Quickstart: Web Cam Object Detection¶

Object detection is the canonical computer vision task of determining where a specific object is in an image.

This notebook shows a simple example of loading a pretrained Faster R-CNN model for object detection from a webcam stream using the torchvision package.

To understand the basics of Object Detection, please visit our FAQ. For more details about the underlying technology of object detection tasks, including finetuning, please see our training introduction notebook.

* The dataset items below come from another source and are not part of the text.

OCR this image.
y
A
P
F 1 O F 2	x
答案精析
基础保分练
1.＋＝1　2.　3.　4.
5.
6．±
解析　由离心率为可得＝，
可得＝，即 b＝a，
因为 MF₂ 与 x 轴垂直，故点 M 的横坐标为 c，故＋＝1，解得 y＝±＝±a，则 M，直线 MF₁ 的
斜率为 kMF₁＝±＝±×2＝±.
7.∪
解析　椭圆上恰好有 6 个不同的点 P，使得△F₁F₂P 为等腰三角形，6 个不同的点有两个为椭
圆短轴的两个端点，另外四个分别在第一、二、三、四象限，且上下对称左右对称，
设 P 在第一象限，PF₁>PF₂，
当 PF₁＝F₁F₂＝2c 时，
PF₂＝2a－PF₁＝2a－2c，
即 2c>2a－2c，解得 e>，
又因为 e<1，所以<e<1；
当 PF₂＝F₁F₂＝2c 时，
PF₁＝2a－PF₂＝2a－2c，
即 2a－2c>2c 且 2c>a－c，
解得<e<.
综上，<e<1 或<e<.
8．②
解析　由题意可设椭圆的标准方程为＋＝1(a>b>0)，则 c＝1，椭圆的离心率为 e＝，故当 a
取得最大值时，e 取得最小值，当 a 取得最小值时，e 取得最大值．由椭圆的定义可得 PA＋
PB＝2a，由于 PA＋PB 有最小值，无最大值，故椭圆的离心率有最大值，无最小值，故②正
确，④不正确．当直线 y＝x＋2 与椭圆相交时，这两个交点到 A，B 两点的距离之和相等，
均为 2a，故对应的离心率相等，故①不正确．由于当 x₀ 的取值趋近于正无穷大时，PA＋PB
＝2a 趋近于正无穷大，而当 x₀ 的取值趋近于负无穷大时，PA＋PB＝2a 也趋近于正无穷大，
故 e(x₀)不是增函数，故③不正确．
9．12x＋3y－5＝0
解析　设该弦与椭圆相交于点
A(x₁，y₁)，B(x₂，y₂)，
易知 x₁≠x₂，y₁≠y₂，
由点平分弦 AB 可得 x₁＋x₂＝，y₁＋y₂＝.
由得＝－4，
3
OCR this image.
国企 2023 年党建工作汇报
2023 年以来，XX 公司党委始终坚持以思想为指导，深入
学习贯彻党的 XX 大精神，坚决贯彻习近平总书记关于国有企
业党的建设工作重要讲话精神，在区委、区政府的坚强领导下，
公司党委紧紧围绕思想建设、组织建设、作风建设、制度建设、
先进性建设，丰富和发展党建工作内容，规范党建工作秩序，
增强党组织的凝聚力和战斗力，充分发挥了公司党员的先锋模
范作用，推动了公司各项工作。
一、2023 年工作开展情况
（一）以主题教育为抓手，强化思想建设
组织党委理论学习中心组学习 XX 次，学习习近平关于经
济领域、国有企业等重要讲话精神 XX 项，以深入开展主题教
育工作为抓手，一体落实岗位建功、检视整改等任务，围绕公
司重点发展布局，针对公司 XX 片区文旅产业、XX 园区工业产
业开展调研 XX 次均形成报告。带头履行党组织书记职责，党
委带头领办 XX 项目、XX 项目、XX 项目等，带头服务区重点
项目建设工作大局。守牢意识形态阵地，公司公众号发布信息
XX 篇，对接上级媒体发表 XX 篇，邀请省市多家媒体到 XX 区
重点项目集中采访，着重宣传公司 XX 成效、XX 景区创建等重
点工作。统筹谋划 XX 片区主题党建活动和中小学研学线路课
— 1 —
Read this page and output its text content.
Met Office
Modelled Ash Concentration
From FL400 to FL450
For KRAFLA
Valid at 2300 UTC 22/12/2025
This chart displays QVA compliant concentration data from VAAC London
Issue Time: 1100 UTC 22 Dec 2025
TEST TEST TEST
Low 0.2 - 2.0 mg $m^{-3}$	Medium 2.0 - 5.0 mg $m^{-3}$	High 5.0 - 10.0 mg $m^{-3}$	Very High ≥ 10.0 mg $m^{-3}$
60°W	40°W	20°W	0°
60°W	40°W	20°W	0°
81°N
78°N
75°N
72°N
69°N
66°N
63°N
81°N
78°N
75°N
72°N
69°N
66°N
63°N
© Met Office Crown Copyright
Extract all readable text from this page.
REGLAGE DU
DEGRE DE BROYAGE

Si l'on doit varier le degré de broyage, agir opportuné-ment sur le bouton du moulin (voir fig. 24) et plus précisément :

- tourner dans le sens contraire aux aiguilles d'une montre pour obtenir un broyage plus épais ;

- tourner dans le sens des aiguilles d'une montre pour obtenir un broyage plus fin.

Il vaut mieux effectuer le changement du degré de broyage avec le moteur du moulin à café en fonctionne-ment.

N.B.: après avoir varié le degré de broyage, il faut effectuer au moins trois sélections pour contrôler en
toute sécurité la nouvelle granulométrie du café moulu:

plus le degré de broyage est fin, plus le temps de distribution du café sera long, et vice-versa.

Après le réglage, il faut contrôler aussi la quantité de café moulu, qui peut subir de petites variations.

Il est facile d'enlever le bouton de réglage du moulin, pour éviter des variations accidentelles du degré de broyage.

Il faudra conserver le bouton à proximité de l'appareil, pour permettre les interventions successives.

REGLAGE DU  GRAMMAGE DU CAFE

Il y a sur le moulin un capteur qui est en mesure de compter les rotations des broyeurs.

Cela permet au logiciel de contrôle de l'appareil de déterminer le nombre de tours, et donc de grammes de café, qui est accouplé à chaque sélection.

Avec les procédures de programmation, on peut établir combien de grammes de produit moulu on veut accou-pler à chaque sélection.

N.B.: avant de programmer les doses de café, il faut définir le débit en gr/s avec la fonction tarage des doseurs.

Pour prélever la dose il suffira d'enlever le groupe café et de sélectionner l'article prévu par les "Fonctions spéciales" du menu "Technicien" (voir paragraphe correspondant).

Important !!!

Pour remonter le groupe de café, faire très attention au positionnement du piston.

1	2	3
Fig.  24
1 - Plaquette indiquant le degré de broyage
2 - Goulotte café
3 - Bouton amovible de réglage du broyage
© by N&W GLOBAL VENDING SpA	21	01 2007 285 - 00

Prerequisite for Webcam example¶

This notebook assumes you have a webcam connected to your machine. We use the ipywebrtc module to show the webcam widget in the notebook. Currently, the widget works on Chrome and Firefox. For more details about the widget, please visit ipywebrtc github or documentation.

Initialization¶

In [1]:

# Regular Python libraries
import io
import os
import sys
import time
import urllib.request
import matplotlib.pyplot as plt

# IPython
import scrapbook as sb
from ipywebrtc import CameraStream, ImageRecorder
from ipywidgets import HBox, Layout, widgets, Widget

# Image
from PIL import Image

# TorchVision
import torchvision
from torchvision import transforms as T

# utils_cv
sys.path.append("../../")
from utils_cv.common.data import data_path
from utils_cv.common.gpu import which_processor, is_windows
from utils_cv.detection.data import coco_labels
from utils_cv.detection.model import DetectionLearner
from utils_cv.detection.plot import PlotSettings, plot_boxes

# Change matplotlib backend so that plots are shown for windows
if is_windows():
    plt.switch_backend('TkAgg')

print(f"TorchVision: {torchvision.__version__}")
which_processor()

TorchVision: 0.4.0a0
Torch is using GPU: Tesla V100-PCIE-16GB

This shows your machine's GPUs (if it has any) and the computing device torch/torchvision is using.

In [2]:

%reload_ext autoreload
%autoreload 2
%matplotlib inline

Load Pretrained Model¶

We will start with a pretrained Faster R-CNN ResNet-50 FPN model which is a relatively small and fast CNN architecture. The reported box AP is 37.0 trained on the instances set of COCO train2017 and evaluated on COCO val2017. COCO is a popular dataset in the research community and consists of 330K images with more than 200K annotated objects of 91 distinct classes such as person, car, boat, or cup.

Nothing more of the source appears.